Have a test this week and can't get reach the resolution..
let f a b c = a (a b c) 0;;
f: ('a -> int -> 'a) -> 'a -> int -> 'a
let f a b c = a (a b c) 0;;
Your confusion involves types and type inference, i.e., when you define a function or binding, you don't need to give explicit types for its parameters, nor the function/binding itself, OCaml will figure it out if your definition of function/binding is correct.
So, let's do some manual inferences ourselves. If a human can do, then the compiler can also do.
1.
let x = 1
1 is integer, so x must be an integer. So you don't need to do int x = 1 as in other languages, right?
2.
let f x = 1
If there are multiple variable names between let and =, then it must be a function definition, right? Otherwise, it won't make sense. In Java like language, it also makes no sense to say int x y = 1, right?
So f is a function and x is must be a parameter. Since the righthand side of = is an integer, then we know f will return an integer. For x, we don't know, so x will be thought as a polymorphic type 'a.
So f: 'a -> int = <fun>.
3.
let f a b c = a (a b c) 0;;
f is a function, with parameters a, b, c.

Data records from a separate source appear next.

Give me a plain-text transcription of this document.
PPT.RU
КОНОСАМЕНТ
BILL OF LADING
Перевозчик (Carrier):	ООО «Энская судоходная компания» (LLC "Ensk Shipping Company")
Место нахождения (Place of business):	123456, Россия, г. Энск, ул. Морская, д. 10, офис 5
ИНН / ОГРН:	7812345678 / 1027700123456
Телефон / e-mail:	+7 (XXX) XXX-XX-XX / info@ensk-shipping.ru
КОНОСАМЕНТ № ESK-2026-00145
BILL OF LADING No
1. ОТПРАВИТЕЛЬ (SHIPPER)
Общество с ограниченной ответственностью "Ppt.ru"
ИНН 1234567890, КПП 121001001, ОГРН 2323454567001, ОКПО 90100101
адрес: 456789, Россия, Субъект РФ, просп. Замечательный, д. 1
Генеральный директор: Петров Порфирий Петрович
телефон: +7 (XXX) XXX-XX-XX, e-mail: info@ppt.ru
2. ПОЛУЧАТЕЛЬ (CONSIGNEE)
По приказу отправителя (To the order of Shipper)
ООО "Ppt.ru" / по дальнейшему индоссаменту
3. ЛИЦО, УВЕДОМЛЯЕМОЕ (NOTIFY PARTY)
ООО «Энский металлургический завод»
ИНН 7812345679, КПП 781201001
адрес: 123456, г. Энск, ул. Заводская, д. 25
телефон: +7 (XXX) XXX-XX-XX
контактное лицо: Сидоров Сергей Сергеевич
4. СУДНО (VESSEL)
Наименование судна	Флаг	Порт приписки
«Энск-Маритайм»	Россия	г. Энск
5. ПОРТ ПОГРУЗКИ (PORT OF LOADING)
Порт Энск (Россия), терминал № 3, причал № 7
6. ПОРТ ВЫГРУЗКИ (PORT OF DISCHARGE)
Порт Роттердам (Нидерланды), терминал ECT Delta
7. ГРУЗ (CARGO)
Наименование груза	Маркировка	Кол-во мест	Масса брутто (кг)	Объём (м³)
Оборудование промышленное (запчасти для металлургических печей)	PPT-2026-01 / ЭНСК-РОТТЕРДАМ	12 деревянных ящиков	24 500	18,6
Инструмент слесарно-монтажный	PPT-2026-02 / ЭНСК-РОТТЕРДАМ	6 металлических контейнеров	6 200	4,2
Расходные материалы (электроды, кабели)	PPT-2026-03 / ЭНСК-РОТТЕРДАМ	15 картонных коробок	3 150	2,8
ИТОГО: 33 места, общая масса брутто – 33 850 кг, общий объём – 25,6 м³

a must be a function, because on the righthand side of =, it is a function application.
a takes two arguments: (a b c) and 0. 0 is an integer, so the 2nd parameter of a must be an integer type.
Look inside (a b c), c is the 2nd arguement, so c must be integer.
We can't infer on b. So b is 'a.
Since (a b c) can be the 1st argument of a, and (a b c) itself is an application on function a, the return type of a will have the same type of b which is 'a.
Combine information above together, you get f: ('a -> int -> 'a) -> 'a -> int -> 'a.
If you want to learn it formally, https://realworldocaml.org/ is your friend.